António De Castro Caeiro e Luís Gouveia Monteiro conversaram,
a pés juntos, sobre a liberdade, a morada da liberdade e a sua possibilidade,
na Casa da Cultura de Setúbal, no serão de sexta-feira última. Sabemos de nós pelas
palavras, por isso me foi tão grato ter posto os meus pés naquela excitação
quântica apontada à consciência da liberdade.

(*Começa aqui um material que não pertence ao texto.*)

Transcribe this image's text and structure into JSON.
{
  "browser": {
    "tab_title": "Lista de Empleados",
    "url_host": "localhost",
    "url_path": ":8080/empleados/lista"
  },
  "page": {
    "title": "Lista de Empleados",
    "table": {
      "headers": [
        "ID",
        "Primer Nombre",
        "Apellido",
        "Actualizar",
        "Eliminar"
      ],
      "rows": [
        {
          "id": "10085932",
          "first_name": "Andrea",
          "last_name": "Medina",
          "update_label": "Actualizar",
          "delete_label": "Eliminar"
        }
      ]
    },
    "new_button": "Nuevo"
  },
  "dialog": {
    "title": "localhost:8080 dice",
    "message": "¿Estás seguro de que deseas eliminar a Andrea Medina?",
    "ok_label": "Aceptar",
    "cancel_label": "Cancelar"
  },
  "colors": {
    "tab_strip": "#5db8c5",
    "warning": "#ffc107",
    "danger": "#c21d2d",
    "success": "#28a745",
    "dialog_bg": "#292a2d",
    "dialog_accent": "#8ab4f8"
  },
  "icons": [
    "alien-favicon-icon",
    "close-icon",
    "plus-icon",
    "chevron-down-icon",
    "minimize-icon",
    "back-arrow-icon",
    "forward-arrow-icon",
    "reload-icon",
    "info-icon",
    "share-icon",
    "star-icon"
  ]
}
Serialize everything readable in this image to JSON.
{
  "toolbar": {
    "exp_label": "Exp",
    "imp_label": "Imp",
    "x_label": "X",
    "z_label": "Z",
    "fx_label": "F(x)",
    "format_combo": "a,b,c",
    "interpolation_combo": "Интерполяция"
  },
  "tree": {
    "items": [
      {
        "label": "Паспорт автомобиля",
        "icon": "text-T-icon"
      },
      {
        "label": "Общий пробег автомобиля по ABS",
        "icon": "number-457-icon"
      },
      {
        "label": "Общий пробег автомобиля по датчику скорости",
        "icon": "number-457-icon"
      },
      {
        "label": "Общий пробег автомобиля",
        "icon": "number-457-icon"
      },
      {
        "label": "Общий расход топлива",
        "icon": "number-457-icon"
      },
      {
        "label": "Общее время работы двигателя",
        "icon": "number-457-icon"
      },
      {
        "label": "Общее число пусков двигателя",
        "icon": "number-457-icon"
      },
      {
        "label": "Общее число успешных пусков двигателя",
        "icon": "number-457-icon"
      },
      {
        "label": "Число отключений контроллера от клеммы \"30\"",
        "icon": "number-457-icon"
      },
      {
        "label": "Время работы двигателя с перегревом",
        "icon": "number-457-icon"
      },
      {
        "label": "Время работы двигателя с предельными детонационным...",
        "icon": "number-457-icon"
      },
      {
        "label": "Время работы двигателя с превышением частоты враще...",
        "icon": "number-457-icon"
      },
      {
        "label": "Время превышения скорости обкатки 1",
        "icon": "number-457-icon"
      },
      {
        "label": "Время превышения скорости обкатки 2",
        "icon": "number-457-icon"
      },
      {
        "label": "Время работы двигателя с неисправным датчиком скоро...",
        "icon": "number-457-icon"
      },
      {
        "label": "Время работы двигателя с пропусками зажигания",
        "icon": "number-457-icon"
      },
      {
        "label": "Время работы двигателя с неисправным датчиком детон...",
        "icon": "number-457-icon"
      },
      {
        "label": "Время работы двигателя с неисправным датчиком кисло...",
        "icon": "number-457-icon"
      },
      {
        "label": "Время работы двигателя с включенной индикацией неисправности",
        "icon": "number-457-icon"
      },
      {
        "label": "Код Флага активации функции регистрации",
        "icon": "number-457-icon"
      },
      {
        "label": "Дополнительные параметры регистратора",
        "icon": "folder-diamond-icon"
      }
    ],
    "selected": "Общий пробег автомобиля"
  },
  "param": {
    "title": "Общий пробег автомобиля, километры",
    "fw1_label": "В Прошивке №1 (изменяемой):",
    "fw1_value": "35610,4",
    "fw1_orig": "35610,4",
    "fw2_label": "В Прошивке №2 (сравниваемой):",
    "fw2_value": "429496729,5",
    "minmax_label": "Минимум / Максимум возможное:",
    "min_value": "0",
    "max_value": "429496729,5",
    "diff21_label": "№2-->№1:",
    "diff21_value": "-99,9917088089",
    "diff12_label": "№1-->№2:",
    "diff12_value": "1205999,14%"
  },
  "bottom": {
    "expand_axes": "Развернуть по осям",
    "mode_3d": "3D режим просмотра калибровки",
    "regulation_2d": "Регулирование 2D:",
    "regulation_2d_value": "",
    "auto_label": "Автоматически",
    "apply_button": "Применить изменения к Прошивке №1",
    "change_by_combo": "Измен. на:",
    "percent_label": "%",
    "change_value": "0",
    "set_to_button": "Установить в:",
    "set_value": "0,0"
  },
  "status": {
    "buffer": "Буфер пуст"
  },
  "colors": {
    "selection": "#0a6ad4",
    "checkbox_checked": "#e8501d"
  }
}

A palavra teve lugar sagrado e não houve espaço para a
demagogia, que floresce daninha sempre que a necessidade se impõe à verdade,
nos fractura o mundo comum e nos rouba a liberdade. Diz-nos Sophia: «Com
fúria e raiva acuso o demagogo/Que se promove à sombra da palavra/E da palavra
faz poder e jogo/E transforma as palavras em moeda/Como se fez com o trigo e
com a terra» (1974).
Vivemos convencidos de que somos livres, tontos de nós, que
apenas resistimos ou sobrevivemos em solidão organizada das massas, qual placa
de Petri onde se cultiva a ignorância, vendendo a todo o momento a nossa
liberdade, o nosso tempo, o nosso pensamento. Num mundo cada vez mais
manipulado e precipitado para o pensamento único, a liberdade tem vindo a
perder o seu carácter absoluto e encontra-se, de novo, remetida para a esfera contemplativa
dos pensadores, dos artistas e dos escritores, refugiada das fragilidades dos
assuntos políticos. A conversa entre António Caeiro e Luís Monteiro foi uma
acção de partilha e resistência dentro de portas. Aplaudo a iniciativa.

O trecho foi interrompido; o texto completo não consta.